Often the second book following a hugely successful debut can prove to be difficult to write considering the pressure heaped upon the author. It can also mean the reader is left waiting endlessly for the book to be released. Well on both counts Tracy Rees hasn’t fallen foul of these statements, Florence Grace is just as good as Amy Snow even if my only slight issue was that it fell a little bit flat in the middle before picking up the pace and plot to provide an ending that leaves one full of hope and happiness. I loved how the conclusion didn’t go with convention and that everything didn’t follow the path one might have expected. There were twists and turns that kept my interest which was needed after elements of the middle section became slightly repetitive. Some may think did Tracy Rees rush to get this second book out to capitalise on the success of book one? I don’t think this is the case, Tracy clearly has a deep love for writing and just wants to share her characters and stories with as many people as possible.
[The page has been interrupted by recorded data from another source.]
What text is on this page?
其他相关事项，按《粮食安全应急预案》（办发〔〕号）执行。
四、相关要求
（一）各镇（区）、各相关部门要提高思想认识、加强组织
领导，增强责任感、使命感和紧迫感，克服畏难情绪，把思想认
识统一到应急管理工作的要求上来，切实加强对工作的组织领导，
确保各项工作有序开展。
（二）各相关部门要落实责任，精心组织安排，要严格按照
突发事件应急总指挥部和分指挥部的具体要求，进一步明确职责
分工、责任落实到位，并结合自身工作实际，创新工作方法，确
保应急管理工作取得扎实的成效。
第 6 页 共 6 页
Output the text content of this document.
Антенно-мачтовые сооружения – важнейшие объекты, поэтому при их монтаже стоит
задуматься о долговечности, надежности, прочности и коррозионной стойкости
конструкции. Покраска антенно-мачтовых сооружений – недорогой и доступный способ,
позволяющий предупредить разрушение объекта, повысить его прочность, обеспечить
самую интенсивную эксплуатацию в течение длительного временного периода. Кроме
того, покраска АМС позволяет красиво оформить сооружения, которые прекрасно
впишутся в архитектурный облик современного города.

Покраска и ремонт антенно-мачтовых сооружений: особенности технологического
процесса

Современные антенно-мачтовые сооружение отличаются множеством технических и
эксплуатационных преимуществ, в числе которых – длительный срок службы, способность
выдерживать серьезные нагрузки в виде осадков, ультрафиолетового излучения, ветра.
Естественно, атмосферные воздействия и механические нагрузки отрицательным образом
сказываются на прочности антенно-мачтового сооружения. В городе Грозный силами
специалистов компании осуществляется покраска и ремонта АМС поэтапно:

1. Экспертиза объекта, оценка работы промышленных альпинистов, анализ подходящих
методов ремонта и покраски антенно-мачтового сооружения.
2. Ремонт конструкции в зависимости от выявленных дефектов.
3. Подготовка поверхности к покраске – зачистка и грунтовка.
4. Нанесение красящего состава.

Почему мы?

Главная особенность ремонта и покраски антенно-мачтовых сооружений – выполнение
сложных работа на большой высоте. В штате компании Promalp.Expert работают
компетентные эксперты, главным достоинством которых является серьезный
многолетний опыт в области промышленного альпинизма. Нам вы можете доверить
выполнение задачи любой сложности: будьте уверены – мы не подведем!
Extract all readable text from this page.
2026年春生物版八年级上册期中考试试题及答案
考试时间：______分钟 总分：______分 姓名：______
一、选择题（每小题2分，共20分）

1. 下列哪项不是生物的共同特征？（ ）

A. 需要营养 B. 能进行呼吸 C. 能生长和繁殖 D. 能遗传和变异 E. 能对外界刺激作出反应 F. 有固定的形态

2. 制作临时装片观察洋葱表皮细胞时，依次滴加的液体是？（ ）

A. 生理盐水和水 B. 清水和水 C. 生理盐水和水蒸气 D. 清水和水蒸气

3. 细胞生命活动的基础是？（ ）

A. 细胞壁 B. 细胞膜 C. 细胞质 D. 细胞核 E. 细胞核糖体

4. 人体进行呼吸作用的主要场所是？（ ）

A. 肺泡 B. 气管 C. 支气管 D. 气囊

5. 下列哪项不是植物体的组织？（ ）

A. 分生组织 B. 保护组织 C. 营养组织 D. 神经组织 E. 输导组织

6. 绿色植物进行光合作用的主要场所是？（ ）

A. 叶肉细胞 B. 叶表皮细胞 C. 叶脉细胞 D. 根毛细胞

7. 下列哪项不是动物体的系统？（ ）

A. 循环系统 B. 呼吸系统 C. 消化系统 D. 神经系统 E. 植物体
Florence Grace makes you feel like you have travelled back in time and that you believe Florence really could have existed all those years ago. The story of her transition and growth is compelling and intriguing and she is a character that has you rooting for a positive outcome. Florence Grace is definitely recommended for lovers of historical fiction like myself but also through Quercus’ Summer Reading Challenge I’m sure Tracy Rees will find plenty of new readers who will be equally enthralled as I was.
Many thanks to Quercus books for my copy of Florence Grace via NetGalley which is also the second book I’m reviewing for #QuercusSummer and to Sharon for having my review on the blog.